A medida impacta diretamente credores de verbas alimentares e indenizações judiciais, que poderão enfrentar maior prazo para recebimento dos valores reconhecidos em decisões judiciais.
A presidente interina da Ordem dos Advogados do Brasil – Seção Goiás, Talita Hayasaki, afirmou que a proposta representa retrocesso e compromete direitos já reconhecidos judicialmente. Segundo ela, a alteração no limite das RPVs afeta a efetividade do pagamento e a dignidade dos credores. “A medida é arbitrária e punitiva do cidadão, que vê usurpado um direito alimentar”, declarou.
A dirigente destacou que a finalidade das RPVs é assegurar maior celeridade no cumprimento das condenações impostas ao poder público. Para ela, a proposta desconsidera a realidade econômica da população e compromete a segurança jurídica. “Ajustes fiscais não podem ocorrer à custa de direitos fundamentais”, afirmou.

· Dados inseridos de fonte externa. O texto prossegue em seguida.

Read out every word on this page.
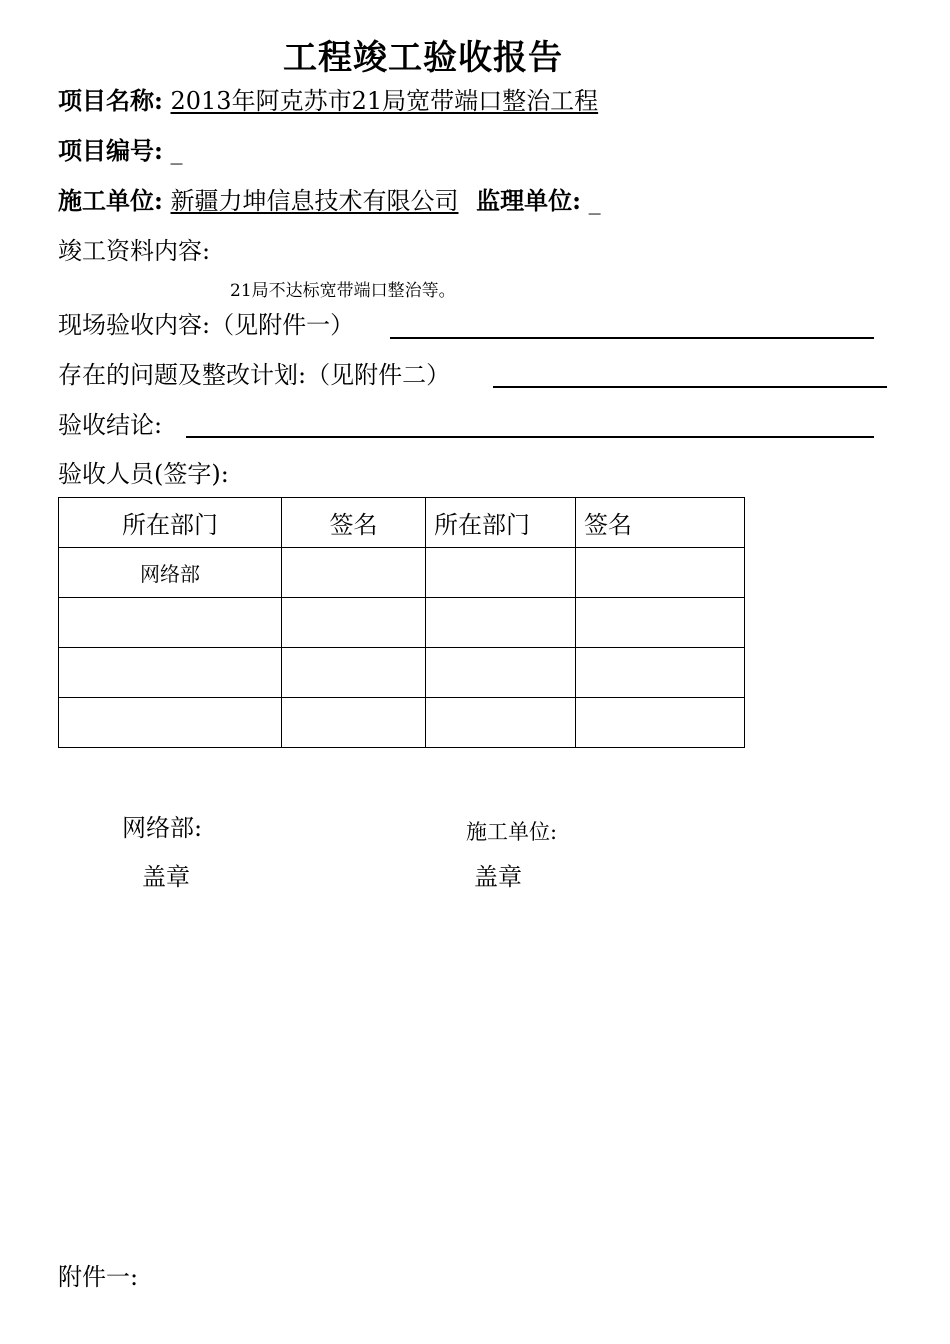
工程竣工验收报告
项目名称: 2013年阿克苏市21局宽带端口整治工程
项目编号: _
施工单位: 新疆力坤信息技术有限公司 监理单位: _
竣工资料内容:
21局不达标宽带端口整治等。
现场验收内容:（见附件一）
存在的问题及整改计划:（见附件二）
验收结论:
验收人员(签字):
所在部门	签名	所在部门	签名
网络部			

网络部:
盖章
施工单位:
盖章
附件一:
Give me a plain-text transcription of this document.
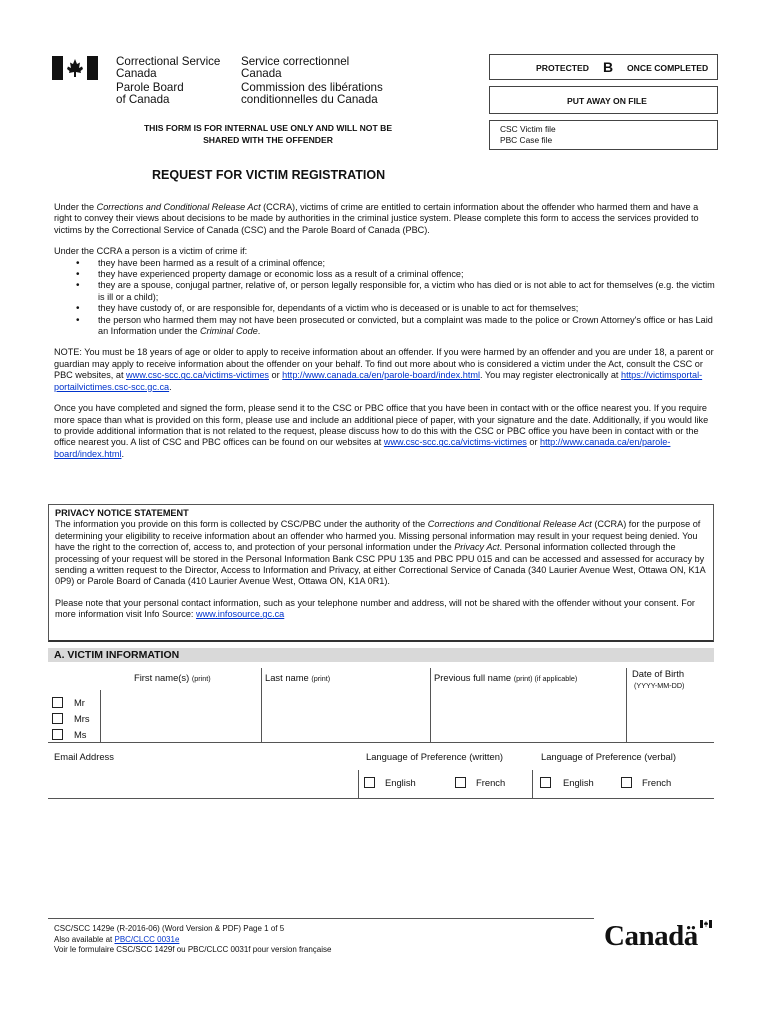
Correctional Service
Canada
Parole Board
of Canada
Service correctionnel
Canada
Commission des libérations
conditionnelles du Canada
THIS FORM IS FOR INTERNAL USE ONLY AND WILL NOT BE
SHARED WITH THE OFFENDER
PROTECTED B ONCE COMPLETED
PUT AWAY ON FILE
CSC Victim file
PBC Case file
REQUEST FOR VICTIM REGISTRATION

Under the Corrections and Conditional Release Act (CCRA), victims of crime are entitled to certain information about the offender who harmed them and have a right to convey their views about decisions to be made by authorities in the criminal justice system. Please complete this form to access the services provided to victims by the Correctional Service of Canada (CSC) and the Parole Board of Canada (PBC).

Under the CCRA a person is a victim of crime if:

• they have been harmed as a result of a criminal offence;
• they have experienced property damage or economic loss as a result of a criminal offence;
• they are a spouse, conjugal partner, relative of, or person legally responsible for, a victim who has died or is not able to act for themselves (e.g. the victim is ill or a child);
• they have custody of, or are responsible for, dependants of a victim who is deceased or is unable to act for themselves;
• the person who harmed them may not have been prosecuted or convicted, but a complaint was made to the police or Crown Attorney's office or has Laid an Information under the Criminal Code.

NOTE: You must be 18 years of age or older to apply to receive information about an offender. If you were harmed by an offender and you are under 18, a parent or guardian may apply to receive information about the offender on your behalf. To find out more about who is considered a victim under the Act, consult the CSC or PBC websites, at www.csc-scc.gc.ca/victims-victimes or http://www.canada.ca/en/parole-board/index.html. You may register electronically at https://victimsportal-portailvictimes.csc-scc.gc.ca.

Once you have completed and signed the form, please send it to the CSC or PBC office that you have been in contact with or the office nearest you. If you require more space than what is provided on this form, please use and include an additional piece of paper, with your signature and the date. Additionally, if you would like to provide additional information that is not related to the request, please discuss how to do this with the CSC or PBC office you have been in contact with or the office nearest you. A list of CSC and PBC offices can be found on our websites at www.csc-scc.gc.ca/victims-victimes or http://www.canada.ca/en/parole-board/index.html.

PRIVACY NOTICE STATEMENT
The information you provide on this form is collected by CSC/PBC under the authority of the Corrections and Conditional Release Act (CCRA) for the purpose of determining your eligibility to receive information about an offender who harmed you. Missing personal information may result in your request being denied. You have the right to the correction of, access to, and protection of your personal information under the Privacy Act. Personal information collected through the processing of your request will be stored in the Personal Information Bank CSC PPU 135 and PBC PPU 015 and can be accessed and assessed for accuracy by sending a written request to the Director, Access to Information and Privacy, at either Correctional Service of Canada (340 Laurier Avenue West, Ottawa ON, K1A 0P9) or Parole Board of Canada (410 Laurier Avenue West, Ottawa ON, K1A 0R1).
Please note that your personal contact information, such as your telephone number and address, will not be shared with the offender without your consent. For more information visit Info Source: www.infosource.gc.ca
A. VICTIM INFORMATION
First name(s) (print)	Last name (print)	Previous full name (print) (if applicable)	Date of Birth
(YYYY-MM-DD)
Mr
Mrs
Ms
Email Address	Language of Preference (written)	Language of Preference (verbal)
English	French	English	French
CSC/SCC 1429e (R-2016-06) (Word Version & PDF) Page 1 of 5
Also available at PBC/CLCC 0031e
Voir le formulaire CSC/SCC 1429f ou PBC/CLCC 0031f pour version française	Canadä
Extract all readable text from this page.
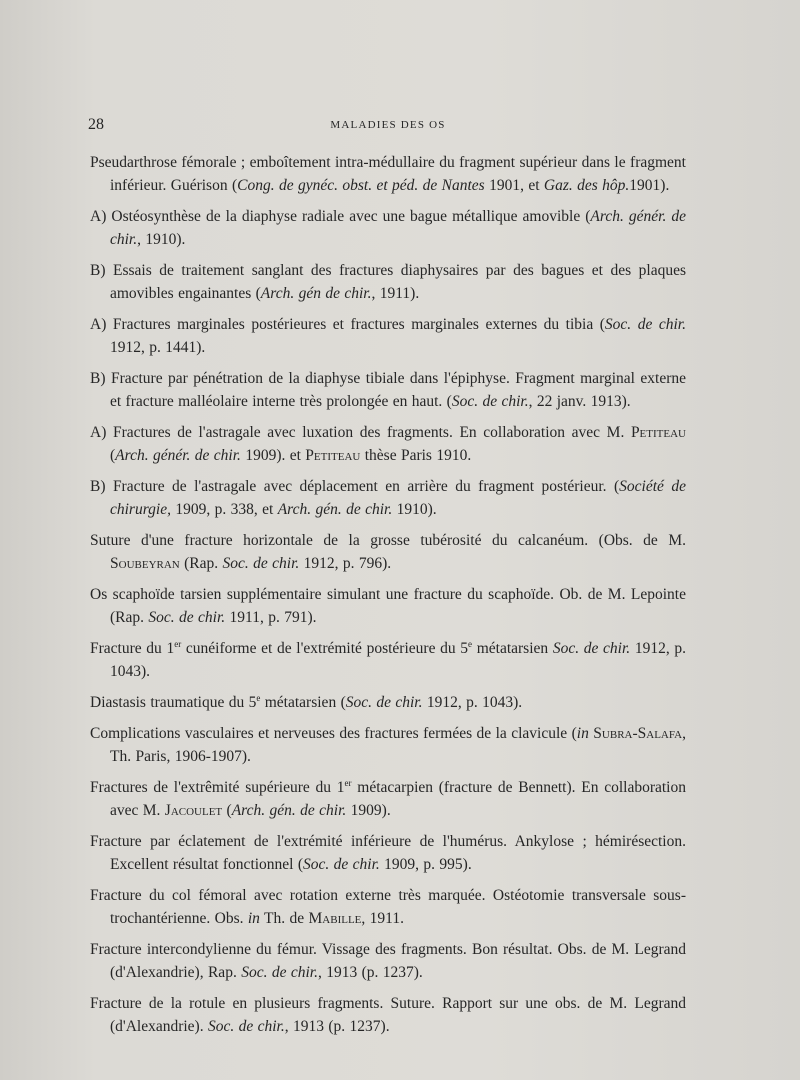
28	MALADIES DES OS
Pseudarthrose fémorale ; emboîtement intra-médullaire du fragment supérieur dans le fragment inférieur. Guérison (Cong. de gynéc. obst. et péd. de Nantes 1901, et Gaz. des hôp.1901).
A) Ostéosynthèse de la diaphyse radiale avec une bague métallique amovible (Arch. génér. de chir., 1910).
B) Essais de traitement sanglant des fractures diaphysaires par des bagues et des plaques amovibles engainantes (Arch. gén de chir., 1911).
A) Fractures marginales postérieures et fractures marginales externes du tibia (Soc. de chir. 1912, p. 1441).
B) Fracture par pénétration de la diaphyse tibiale dans l'épiphyse. Fragment marginal externe et fracture malléolaire interne très prolongée en haut. (Soc. de chir., 22 janv. 1913).
A) Fractures de l'astragale avec luxation des fragments. En collaboration avec M. Petiteau (Arch. génér. de chir. 1909). et Petiteau thèse Paris 1910.
B) Fracture de l'astragale avec déplacement en arrière du fragment postérieur. (Société de chirurgie, 1909, p. 338, et Arch. gén. de chir. 1910).
Suture d'une fracture horizontale de la grosse tubérosité du calcanéum. (Obs. de M. Soubeyran (Rap. Soc. de chir. 1912, p. 796).
Os scaphoïde tarsien supplémentaire simulant une fracture du scaphoïde. Ob. de M. Lepointe (Rap. Soc. de chir. 1911, p. 791).
Fracture du 1er cunéiforme et de l'extrémité postérieure du 5e métatarsien Soc. de chir. 1912, p. 1043).
Diastasis traumatique du 5e métatarsien (Soc. de chir. 1912, p. 1043).
Complications vasculaires et nerveuses des fractures fermées de la clavicule (in Subra-Salafa, Th. Paris, 1906-1907).
Fractures de l'extrêmité supérieure du 1er métacarpien (fracture de Bennett). En collaboration avec M. Jacoulet (Arch. gén. de chir. 1909).
Fracture par éclatement de l'extrémité inférieure de l'humérus. Ankylose ; hémirésection. Excellent résultat fonctionnel (Soc. de chir. 1909, p. 995).
Fracture du col fémoral avec rotation externe très marquée. Ostéotomie transversale sous-trochantérienne. Obs. in Th. de Mabille, 1911.
Fracture intercondylienne du fémur. Vissage des fragments. Bon résultat. Obs. de M. Legrand (d'Alexandrie), Rap. Soc. de chir., 1913 (p. 1237).
Fracture de la rotule en plusieurs fragments. Suture. Rapport sur une obs. de M. Legrand (d'Alexandrie). Soc. de chir., 1913 (p. 1237).
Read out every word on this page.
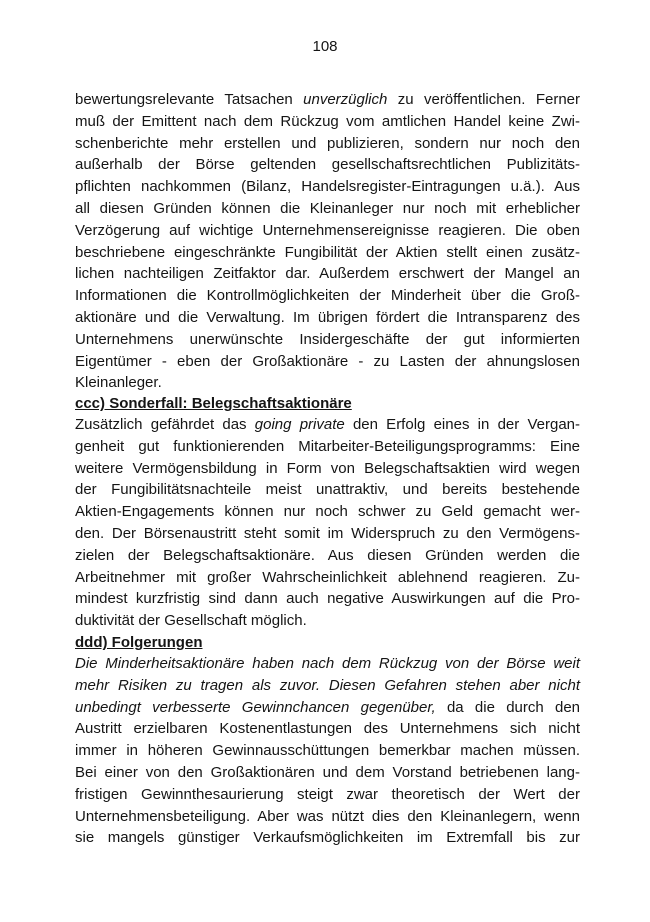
108
bewertungsrelevante Tatsachen unverzüglich zu veröffentlichen. Ferner
muß der Emittent nach dem Rückzug vom amtlichen Handel keine Zwi-
schenberichte mehr erstellen und publizieren, sondern nur noch den
außerhalb der Börse geltenden gesellschaftsrechtlichen Publizitäts-
pflichten nachkommen (Bilanz, Handelsregister-Eintragungen u.ä.). Aus
all diesen Gründen können die Kleinanleger nur noch mit erheblicher
Verzögerung auf wichtige Unternehmensereignisse reagieren. Die oben
beschriebene eingeschränkte Fungibilität der Aktien stellt einen zusätz-
lichen nachteiligen Zeitfaktor dar. Außerdem erschwert der Mangel an
Informationen die Kontrollmöglichkeiten der Minderheit über die Groß-
aktionäre und die Verwaltung. Im übrigen fördert die Intransparenz des
Unternehmens unerwünschte Insidergeschäfte der gut informierten
Eigentümer - eben der Großaktionäre - zu Lasten der ahnungslosen
Kleinanleger.
ccc) Sonderfall: Belegschaftsaktionäre
Zusätzlich gefährdet das going private den Erfolg eines in der Vergan-
genheit gut funktionierenden Mitarbeiter-Beteiligungsprogramms: Eine
weitere Vermögensbildung in Form von Belegschaftsaktien wird wegen
der Fungibilitätsnachteile meist unattraktiv, und bereits bestehende
Aktien-Engagements können nur noch schwer zu Geld gemacht wer-
den. Der Börsenaustritt steht somit im Widerspruch zu den Vermögens-
zielen der Belegschaftsaktionäre. Aus diesen Gründen werden die
Arbeitnehmer mit großer Wahrscheinlichkeit ablehnend reagieren. Zu-
mindest kurzfristig sind dann auch negative Auswirkungen auf die Pro-
duktivität der Gesellschaft möglich.
ddd) Folgerungen
Die Minderheitsaktionäre haben nach dem Rückzug von der Börse weit
mehr Risiken zu tragen als zuvor. Diesen Gefahren stehen aber nicht
unbedingt verbesserte Gewinnchancen gegenüber, da die durch den
Austritt erzielbaren Kostenentlastungen des Unternehmens sich nicht
immer in höheren Gewinnausschüttungen bemerkbar machen müssen.
Bei einer von den Großaktionären und dem Vorstand betriebenen lang-
fristigen Gewinnthesaurierung steigt zwar theoretisch der Wert der
Unternehmensbeteiligung. Aber was nützt dies den Kleinanlegern, wenn
sie mangels günstiger Verkaufsmöglichkeiten im Extremfall bis zur
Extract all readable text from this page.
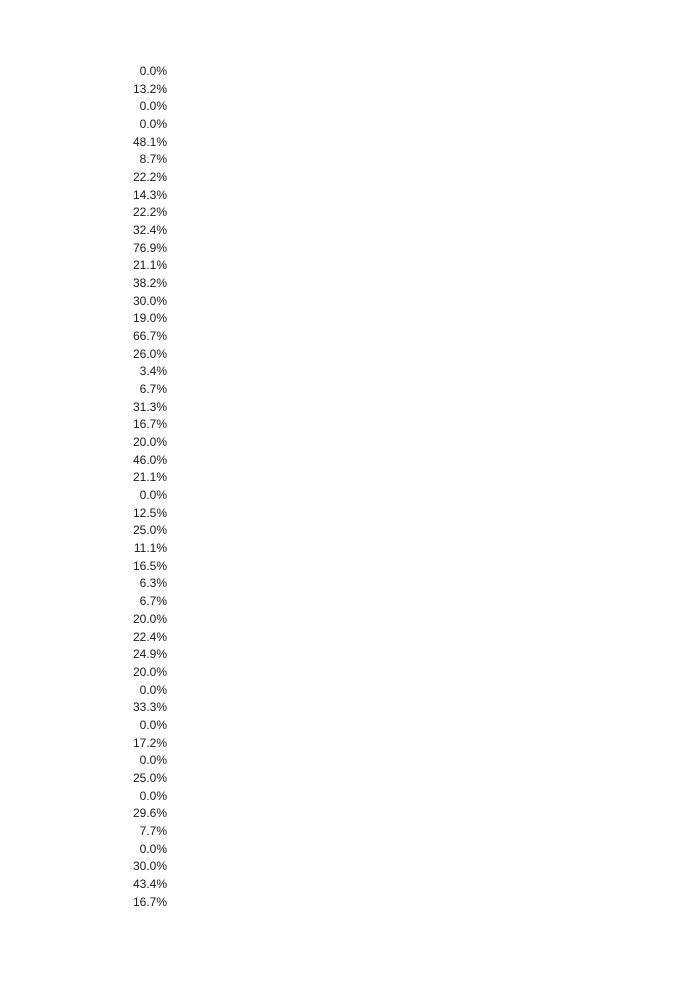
0.0%
13.2%
0.0%
0.0%
48.1%
8.7%
22.2%
14.3%
22.2%
32.4%
76.9%
21.1%
38.2%
30.0%
19.0%
66.7%
26.0%
3.4%
6.7%
31.3%
16.7%
20.0%
46.0%
21.1%
0.0%
12.5%
25.0%
11.1%
16.5%
6.3%
6.7%
20.0%
22.4%
24.9%
20.0%
0.0%
33.3%
0.0%
17.2%
0.0%
25.0%
0.0%
29.6%
7.7%
0.0%
30.0%
43.4%
16.7%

No mesmo sentido, o presidente da Subseção de Anápolis da Ordem dos Advogados do Brasil – Seção Goiás, Samuel Santos, informou que a advocacia local acompanhará a tramitação da matéria no Legislativo. Ele também criticou a ausência de diálogo prévio com a instituição. “Nós entendemos que essa medida traz um grande prejuízo à advocacia”, disse.
Segundo o representante, a alteração pode dificultar o acesso célere aos valores reconhecidos judicialmente e afetar a atuação profissional dos advogados. “Vamos lutar pelas nossas prerrogativas e pela justiça”, afirmou.